Santa Cruz Ave. & Avy Ave., Menlo Park, CA 94025
Mailing Address: P.O. Box 1577, Colma, CA 94014-0577
By appointment only
9:00 a.m. – 5:00 p.m.
Established in 1872, the Church of the Nativity of Our Lord located on Oak Grove Avenue near Middlefield Road acquired the town cemetery in 1883 and named it Holy Cross Cemetery. The surrounding communities had utilized the cemetery since the late 1860’s.
Archbishop William Patrick Riordan journeyed to Menlo Park that same year to consecrate the burial grounds in this churchyard cemetery. Holy Cross of Menlo Park was fully established and serving Roman Catholic families four years prior to the first burial at Holy Cross Cemetery in Colma.
The initial layout and landscaping of Holy Cross was undertaken by world-renowned landscaper, Michael Lynch. His local projects included many of the grand residences of that era along with large portions of Stanford University.
In 1953, officials with Stanford University required the relocation of burials at the site of the first St. Denis Catholic Church to make way for the development of the linear accelerator. Many of these reinterments occurred at Holy Cross Cemetery on Santa Cruz Avenue. A historical marker that tells this story can be seen upon entering the cemetery by way of the main gate.
At the present time the cemetery continues to serve Catholic families in the southern portion of San Mateo County. Recent years have seen as many as 100 burials per year and the current interment register includes in excess of 5400 names. Many of these family names tell the story of the early years on this part of the Peninsula.
Notable Figures Buried at Holy Cross Menlo Park
John T. Doyle, Elena Atherton Selby, Michael Lynch, Matthew Crowe, John Murray, Giovanni Beltramo, Frank and Mary Roach, William and Margaret Warren, as well as countless other individuals who rest at Holy Cross, helped create a solid foundation for the vibrant and creative community which exists today.
- John T. Dolye (1819-1906), a San Francisco attorney, established his family estate in Menlo Park in 1868 naming it Ringwood. At the bequest of Archbishop Alemany, John Doyle successfully prevailed against the Mexican government in the International Court of The Hague. His efforts resulted in payment of several million dollars from the government of Mexico to the Roman Catholic Church of California.

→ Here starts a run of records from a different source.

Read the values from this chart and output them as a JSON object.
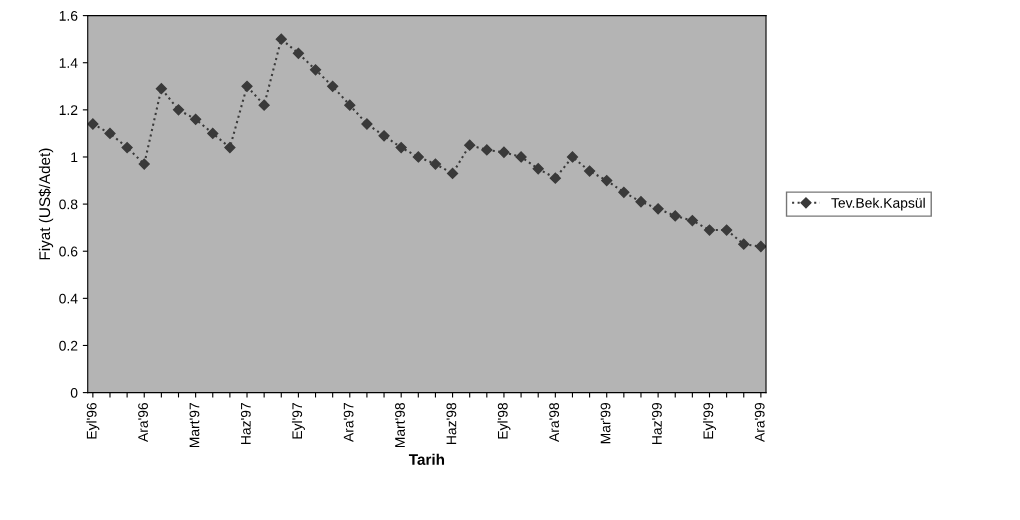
{
  "chart_data": {
    "type": "line",
    "xlabel": "Tarih",
    "ylabel": "Fiyat (US$/Adet)",
    "categories": [
      "Eyl'96",
      null,
      null,
      "Ara'96",
      null,
      null,
      "Mart'97",
      null,
      null,
      "Haz'97",
      null,
      null,
      "Eyl'97",
      null,
      null,
      "Ara'97",
      null,
      null,
      "Mart'98",
      null,
      null,
      "Haz'98",
      null,
      null,
      "Eyl'98",
      null,
      null,
      "Ara'98",
      null,
      null,
      "Mar'99",
      null,
      null,
      "Haz'99",
      null,
      null,
      "Eyl'99",
      null,
      null,
      "Ara'99"
    ],
    "series": [
      {
        "name": "Tev.Bek.Kapsül",
        "color": "#3a3a3a",
        "values": [
          1.14,
          1.1,
          1.04,
          0.97,
          1.29,
          1.2,
          1.16,
          1.1,
          1.04,
          1.3,
          1.22,
          1.5,
          1.44,
          1.37,
          1.3,
          1.22,
          1.14,
          1.09,
          1.04,
          1.0,
          0.97,
          0.93,
          1.05,
          1.03,
          1.02,
          1.0,
          0.95,
          0.91,
          1.0,
          0.94,
          0.9,
          0.85,
          0.81,
          0.78,
          0.75,
          0.73,
          0.69,
          0.69,
          0.63,
          0.62
        ]
      }
    ],
    "ylim": [
      0,
      1.6
    ],
    "yticks": [
      0,
      0.2,
      0.4,
      0.6,
      0.8,
      1,
      1.2,
      1.4,
      1.6
    ],
    "legend": "right",
    "marker": "diamond",
    "line_style": "dotted"
  }
}
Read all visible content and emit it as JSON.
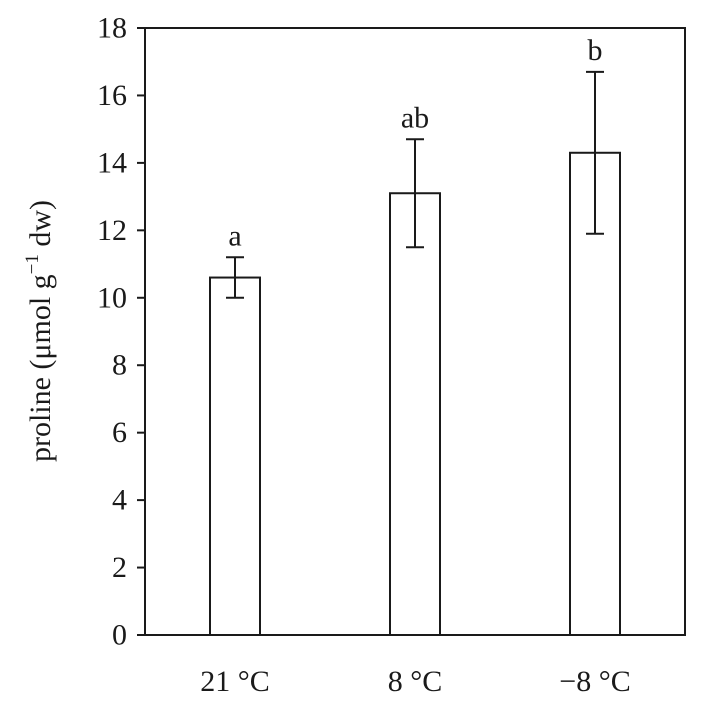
{
  "chart_data": {
    "type": "bar",
    "categories": [
      "21 °C",
      "8 °C",
      "−8 °C"
    ],
    "values": [
      10.6,
      13.1,
      14.3
    ],
    "error": [
      0.6,
      1.6,
      2.4
    ],
    "significance_labels": [
      "a",
      "ab",
      "b"
    ],
    "title": "",
    "xlabel": "",
    "ylabel": {
      "prefix": "proline (μmol g",
      "superscript": "−1",
      "suffix": " dw)"
    },
    "ylim": [
      0,
      18
    ],
    "yticks": [
      0,
      2,
      4,
      6,
      8,
      10,
      12,
      14,
      16,
      18
    ],
    "grid": false,
    "legend": "none",
    "colors": {
      "bar_fill": "#ffffff",
      "bar_stroke": "#1a1a1a",
      "axis": "#1a1a1a"
    }
  }
}
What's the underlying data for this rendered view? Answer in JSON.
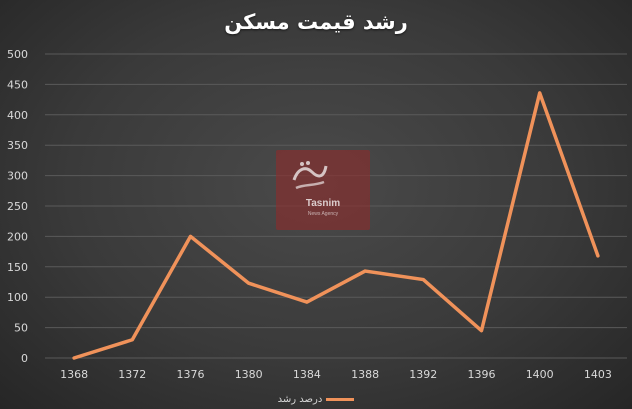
{
  "chart_data": {
    "type": "line",
    "title": "رشد قیمت مسکن",
    "categories": [
      "1368",
      "1372",
      "1376",
      "1380",
      "1384",
      "1388",
      "1392",
      "1396",
      "1400",
      "1403"
    ],
    "series": [
      {
        "name": "درصد رشد",
        "values": [
          0,
          30,
          200,
          123,
          92,
          143,
          129,
          45,
          436,
          168
        ],
        "color": "#f0925a"
      }
    ],
    "ylim": [
      0,
      500
    ],
    "yticks": [
      0,
      50,
      100,
      150,
      200,
      250,
      300,
      350,
      400,
      450,
      500
    ],
    "grid": true,
    "legend": "bottom"
  },
  "watermark": {
    "brand": "Tasnim",
    "subtitle": "News Agency",
    "arabic_mark": "تسنیم"
  },
  "colors": {
    "background": "#3a3a3a",
    "grid": "#5a5a5a",
    "axis_text": "#d9d9d9",
    "line": "#f0925a"
  }
}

- Elena Atherton Selby (1901-1918), daughter of Faxon D. Atherton married Percy Selby the son of industrialist Thomas H. Selby, the 13th Mayor of the City of San Francisco, Her short life included the leisurely, pastoral life of Atherton and the royal grandeur that was post Gold Rush San Francisco.
- Michael Lynch (1847-1918), the horticultural wonder of Menlo Park, assisted with the original layout and landscaping of Holy Cross Cemetery, along with that of St. Patrick’s Seminary, significant projects within Stanford University and many private estates including the regal Linden Towers of James C. Flood.
- Giovanni Beltramo (1860-1948), arriving in Menlo Park in 1890, John Beltramo established a retail liquor outlet that the family continues to operate today. His initial employment as an Italian immigrant was in the Cupertino vineyards of Attorney John Doyle beginning in 1882. Wine and whiskey were produced at this Menlo Park facility until Prohibition’s arrival. With repeal the family began operations again and expanded to satisfy the demand of Stanford University students and the surrounding towns.
- Pierre (1927) and Marie Larrecou (1956), arrived on the peninsula in 1893 and soon established the first full service French laundry. Prior to the arrival area families commonly sent their precious fabrics, by railroad, to San Francisco to insure proper care and handling. The Larrecou’s served an upscale clientele including Leland and Jane Stanford who entrusted them with laundering their most prized linens. The Stanford’s often entertained important dignitaries at the University including the president William McKinley.
- William Phillip McEvoy (1861-1897) was elected Sheriff of San Mateo County in 1892, 5 years later in 1897 at the height of his popularity. Sheriff McEvoy was killed in the line of duty and remains the only San Mateo County Sheriff to carry this dubious distinction. Two days after being shot while apprehending Thomas Flannelly for the admitted murder of his father, Patrick Flannelly, Sheriff McEvoy succumbed to blood poisoning with the resultant death not uncommon for that time. Only 36 years old at the time of his death, his funeral included some 220 horse drawn carriages, by far the largest cortege in the early years of San Mateo County. On June 29, 1900, Thomas Flannelly was executed by hanging at San Quentin Prison. The Flannelly Family Plot is just a short walk from that of the McEvoy family, but the grave of Thomas is not to be found at Holy Cross in Menlo Park.